11    The appellant has not filed a written outline of submissions. He appeared in person at the hearing this afternoon and made the following submissions in support of his appeal.

12    The appellant submitted that he told the primary judge that he had not attended his classes due to family problems and depression. He said that he wanted to stay in Australia for the purposes of raising his daughter, who had obtained Australian citizenship and was now in Year 11 at a secondary school. The appellant did not contest the finding that he was not enrolled in a course of study at the time of the Tribunal hearing. He submitted that this was because he had been unable to pay course fees at that time due to a lack of employment. He submitted that he wanted a further chance to remain in Australia for the purposes of supporting his daughter.

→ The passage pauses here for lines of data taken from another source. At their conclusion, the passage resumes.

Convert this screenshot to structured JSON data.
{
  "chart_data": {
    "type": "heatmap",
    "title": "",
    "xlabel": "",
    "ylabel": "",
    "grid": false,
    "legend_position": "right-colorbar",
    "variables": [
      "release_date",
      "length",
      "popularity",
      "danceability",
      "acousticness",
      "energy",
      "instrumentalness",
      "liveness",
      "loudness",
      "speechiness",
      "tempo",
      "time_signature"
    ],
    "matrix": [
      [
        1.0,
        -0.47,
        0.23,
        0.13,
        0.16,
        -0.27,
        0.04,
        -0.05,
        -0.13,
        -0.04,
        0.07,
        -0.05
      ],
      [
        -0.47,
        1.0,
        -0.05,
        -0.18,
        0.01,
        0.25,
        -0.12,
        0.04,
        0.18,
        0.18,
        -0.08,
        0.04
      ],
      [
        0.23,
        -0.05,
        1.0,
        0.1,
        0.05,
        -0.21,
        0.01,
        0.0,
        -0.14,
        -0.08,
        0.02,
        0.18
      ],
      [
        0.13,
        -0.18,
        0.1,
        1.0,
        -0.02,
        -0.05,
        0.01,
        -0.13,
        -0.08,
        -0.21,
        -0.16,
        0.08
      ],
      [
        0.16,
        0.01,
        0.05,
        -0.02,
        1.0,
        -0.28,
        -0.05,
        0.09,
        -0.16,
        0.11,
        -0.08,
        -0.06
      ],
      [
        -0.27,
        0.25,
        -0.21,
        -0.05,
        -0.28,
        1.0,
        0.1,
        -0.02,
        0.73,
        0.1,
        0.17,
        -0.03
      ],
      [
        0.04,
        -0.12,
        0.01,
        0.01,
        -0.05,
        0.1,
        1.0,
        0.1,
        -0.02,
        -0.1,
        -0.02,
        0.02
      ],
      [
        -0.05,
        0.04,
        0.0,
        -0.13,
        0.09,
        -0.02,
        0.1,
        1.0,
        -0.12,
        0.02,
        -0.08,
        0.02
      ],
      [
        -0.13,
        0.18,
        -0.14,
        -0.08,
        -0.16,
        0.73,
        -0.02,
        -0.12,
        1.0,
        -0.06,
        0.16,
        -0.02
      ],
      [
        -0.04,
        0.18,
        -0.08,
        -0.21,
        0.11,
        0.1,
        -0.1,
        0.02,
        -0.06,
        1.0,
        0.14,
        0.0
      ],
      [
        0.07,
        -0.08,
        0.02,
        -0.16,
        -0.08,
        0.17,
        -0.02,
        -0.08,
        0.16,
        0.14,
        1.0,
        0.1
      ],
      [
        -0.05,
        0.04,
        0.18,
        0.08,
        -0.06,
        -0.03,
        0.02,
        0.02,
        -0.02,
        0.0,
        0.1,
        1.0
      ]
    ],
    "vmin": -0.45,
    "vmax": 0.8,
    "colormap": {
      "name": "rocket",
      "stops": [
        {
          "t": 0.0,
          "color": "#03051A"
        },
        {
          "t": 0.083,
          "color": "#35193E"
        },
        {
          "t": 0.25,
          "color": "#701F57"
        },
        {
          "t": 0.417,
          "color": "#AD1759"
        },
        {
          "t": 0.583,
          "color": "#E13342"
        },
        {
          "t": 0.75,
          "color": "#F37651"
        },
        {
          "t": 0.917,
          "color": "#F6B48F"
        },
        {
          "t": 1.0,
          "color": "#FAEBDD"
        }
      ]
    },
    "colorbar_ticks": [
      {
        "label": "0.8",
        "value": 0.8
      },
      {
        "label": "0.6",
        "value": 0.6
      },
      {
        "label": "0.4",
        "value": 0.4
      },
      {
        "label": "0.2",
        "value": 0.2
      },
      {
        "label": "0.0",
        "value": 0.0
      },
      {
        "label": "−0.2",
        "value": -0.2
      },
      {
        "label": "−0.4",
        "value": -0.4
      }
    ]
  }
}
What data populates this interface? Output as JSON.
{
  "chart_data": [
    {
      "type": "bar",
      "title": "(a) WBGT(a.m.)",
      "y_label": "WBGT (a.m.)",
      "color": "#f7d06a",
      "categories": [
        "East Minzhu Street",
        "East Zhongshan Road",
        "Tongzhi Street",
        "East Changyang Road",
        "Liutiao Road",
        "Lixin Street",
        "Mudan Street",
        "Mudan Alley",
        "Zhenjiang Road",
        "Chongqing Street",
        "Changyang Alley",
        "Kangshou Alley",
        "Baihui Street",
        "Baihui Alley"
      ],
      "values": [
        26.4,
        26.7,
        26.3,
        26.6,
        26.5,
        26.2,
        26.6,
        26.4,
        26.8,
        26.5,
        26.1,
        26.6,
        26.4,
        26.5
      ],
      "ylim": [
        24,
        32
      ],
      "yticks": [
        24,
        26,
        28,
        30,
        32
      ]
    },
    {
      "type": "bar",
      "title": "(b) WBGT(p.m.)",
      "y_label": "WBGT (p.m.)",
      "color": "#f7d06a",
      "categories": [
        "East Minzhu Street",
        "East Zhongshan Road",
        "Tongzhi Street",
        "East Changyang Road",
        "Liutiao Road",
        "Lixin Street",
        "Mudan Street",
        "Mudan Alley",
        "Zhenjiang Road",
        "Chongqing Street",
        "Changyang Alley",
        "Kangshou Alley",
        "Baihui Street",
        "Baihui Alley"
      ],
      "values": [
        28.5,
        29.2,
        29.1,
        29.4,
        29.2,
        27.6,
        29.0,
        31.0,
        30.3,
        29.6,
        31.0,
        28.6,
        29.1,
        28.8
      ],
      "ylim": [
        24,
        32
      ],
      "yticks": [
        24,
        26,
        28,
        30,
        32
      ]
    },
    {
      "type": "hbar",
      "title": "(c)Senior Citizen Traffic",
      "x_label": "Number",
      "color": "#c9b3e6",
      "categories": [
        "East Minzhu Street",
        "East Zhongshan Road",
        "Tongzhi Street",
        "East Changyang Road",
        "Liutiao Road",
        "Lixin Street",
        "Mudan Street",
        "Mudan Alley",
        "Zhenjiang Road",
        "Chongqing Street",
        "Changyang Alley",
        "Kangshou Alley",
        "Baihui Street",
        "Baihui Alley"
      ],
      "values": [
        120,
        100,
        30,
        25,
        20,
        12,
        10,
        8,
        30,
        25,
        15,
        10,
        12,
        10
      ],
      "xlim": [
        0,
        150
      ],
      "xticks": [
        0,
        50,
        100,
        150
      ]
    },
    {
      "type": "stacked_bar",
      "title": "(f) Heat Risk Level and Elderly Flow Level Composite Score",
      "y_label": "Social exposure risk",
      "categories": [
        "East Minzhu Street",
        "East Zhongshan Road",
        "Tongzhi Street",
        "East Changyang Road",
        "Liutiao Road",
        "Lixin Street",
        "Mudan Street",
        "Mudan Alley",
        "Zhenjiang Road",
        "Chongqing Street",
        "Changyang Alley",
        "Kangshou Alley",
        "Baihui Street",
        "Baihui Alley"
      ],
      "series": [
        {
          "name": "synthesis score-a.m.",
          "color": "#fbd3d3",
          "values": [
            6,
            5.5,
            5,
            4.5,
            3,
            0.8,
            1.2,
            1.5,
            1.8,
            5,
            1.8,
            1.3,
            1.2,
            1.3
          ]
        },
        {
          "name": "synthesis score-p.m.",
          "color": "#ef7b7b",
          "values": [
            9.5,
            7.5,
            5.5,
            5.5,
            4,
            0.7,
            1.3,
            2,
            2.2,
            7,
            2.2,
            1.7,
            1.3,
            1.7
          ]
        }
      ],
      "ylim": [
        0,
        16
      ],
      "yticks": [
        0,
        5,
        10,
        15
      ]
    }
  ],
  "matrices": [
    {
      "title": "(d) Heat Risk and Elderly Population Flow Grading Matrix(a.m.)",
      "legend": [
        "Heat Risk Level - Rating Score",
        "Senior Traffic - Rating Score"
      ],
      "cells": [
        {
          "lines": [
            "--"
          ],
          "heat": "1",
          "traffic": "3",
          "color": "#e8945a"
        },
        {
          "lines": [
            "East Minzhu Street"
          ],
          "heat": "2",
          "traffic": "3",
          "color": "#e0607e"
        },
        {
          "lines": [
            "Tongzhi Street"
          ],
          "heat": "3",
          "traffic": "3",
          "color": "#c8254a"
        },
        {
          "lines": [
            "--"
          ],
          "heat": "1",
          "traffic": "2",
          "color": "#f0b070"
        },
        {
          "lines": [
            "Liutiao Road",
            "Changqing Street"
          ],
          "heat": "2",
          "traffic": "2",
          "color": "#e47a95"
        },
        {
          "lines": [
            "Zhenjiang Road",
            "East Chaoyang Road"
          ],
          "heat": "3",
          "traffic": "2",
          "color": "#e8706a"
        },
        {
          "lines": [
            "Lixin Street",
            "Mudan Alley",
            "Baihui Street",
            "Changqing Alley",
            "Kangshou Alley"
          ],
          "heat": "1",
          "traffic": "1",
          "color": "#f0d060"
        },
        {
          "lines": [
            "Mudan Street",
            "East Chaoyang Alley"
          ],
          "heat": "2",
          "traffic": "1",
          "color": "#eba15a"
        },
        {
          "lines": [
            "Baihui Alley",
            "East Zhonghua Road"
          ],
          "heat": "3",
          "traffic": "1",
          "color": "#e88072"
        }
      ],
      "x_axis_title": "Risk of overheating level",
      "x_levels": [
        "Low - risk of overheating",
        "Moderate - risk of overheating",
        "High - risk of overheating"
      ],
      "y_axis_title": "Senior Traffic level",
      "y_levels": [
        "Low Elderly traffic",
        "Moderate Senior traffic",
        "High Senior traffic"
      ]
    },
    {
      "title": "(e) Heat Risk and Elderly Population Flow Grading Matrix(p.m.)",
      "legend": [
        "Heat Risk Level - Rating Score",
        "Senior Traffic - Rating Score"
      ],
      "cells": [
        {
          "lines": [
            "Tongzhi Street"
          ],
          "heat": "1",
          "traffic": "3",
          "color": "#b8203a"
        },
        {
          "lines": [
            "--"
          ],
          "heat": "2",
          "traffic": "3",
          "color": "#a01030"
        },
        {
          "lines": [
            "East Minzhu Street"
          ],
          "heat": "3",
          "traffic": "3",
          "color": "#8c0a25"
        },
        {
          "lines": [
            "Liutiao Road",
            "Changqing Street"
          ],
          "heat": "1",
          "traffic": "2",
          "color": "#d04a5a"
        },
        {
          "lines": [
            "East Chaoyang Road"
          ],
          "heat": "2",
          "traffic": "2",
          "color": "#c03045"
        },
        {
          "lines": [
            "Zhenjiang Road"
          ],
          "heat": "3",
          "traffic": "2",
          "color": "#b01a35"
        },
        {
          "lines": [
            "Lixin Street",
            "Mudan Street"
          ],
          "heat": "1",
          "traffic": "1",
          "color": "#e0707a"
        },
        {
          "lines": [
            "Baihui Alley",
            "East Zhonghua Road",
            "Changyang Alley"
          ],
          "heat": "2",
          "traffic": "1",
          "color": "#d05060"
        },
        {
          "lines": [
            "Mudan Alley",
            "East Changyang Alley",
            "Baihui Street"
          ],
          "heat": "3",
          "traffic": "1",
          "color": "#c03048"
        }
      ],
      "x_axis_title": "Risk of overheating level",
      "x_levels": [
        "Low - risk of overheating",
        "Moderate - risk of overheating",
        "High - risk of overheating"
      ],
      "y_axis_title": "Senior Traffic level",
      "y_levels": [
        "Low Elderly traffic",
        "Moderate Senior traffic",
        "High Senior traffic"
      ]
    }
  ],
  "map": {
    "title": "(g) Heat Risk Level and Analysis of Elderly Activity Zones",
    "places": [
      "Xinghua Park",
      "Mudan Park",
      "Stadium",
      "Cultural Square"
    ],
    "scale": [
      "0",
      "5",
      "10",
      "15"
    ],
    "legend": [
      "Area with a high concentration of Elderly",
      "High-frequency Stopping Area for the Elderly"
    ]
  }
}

13    There is nothing raised in the appellant’s submissions to indicate any error in the decision of the primary judge. The Tribunal correctly found that the appellant did not meet the mandatory requirements for the grant of a Subclass 572 student visa in circumstances where he was not enrolled in an applicable course of study. No error has been established in the Tribunal’s finding that it was not satisfied that the appellant was a genuine applicant for entry and stay as a student, nor that he intended genuinely to stay in Australia temporarily.

14    The appellant’s submissions at the hearing were not directed to establishing any error in the decision of the primary judge, nor did they point to any arguable error in the decision made by the Tribunal.

CONSIDERATION

15    In such circumstances, the appeal must be dismissed. The appellant should pay the Minister’s costs, fixed in the sum of $5,000.

I certify that the preceding fifteen (15) numbered paragraphs are a true copy of the Reasons for Judgment of the Honourable Justice Horan.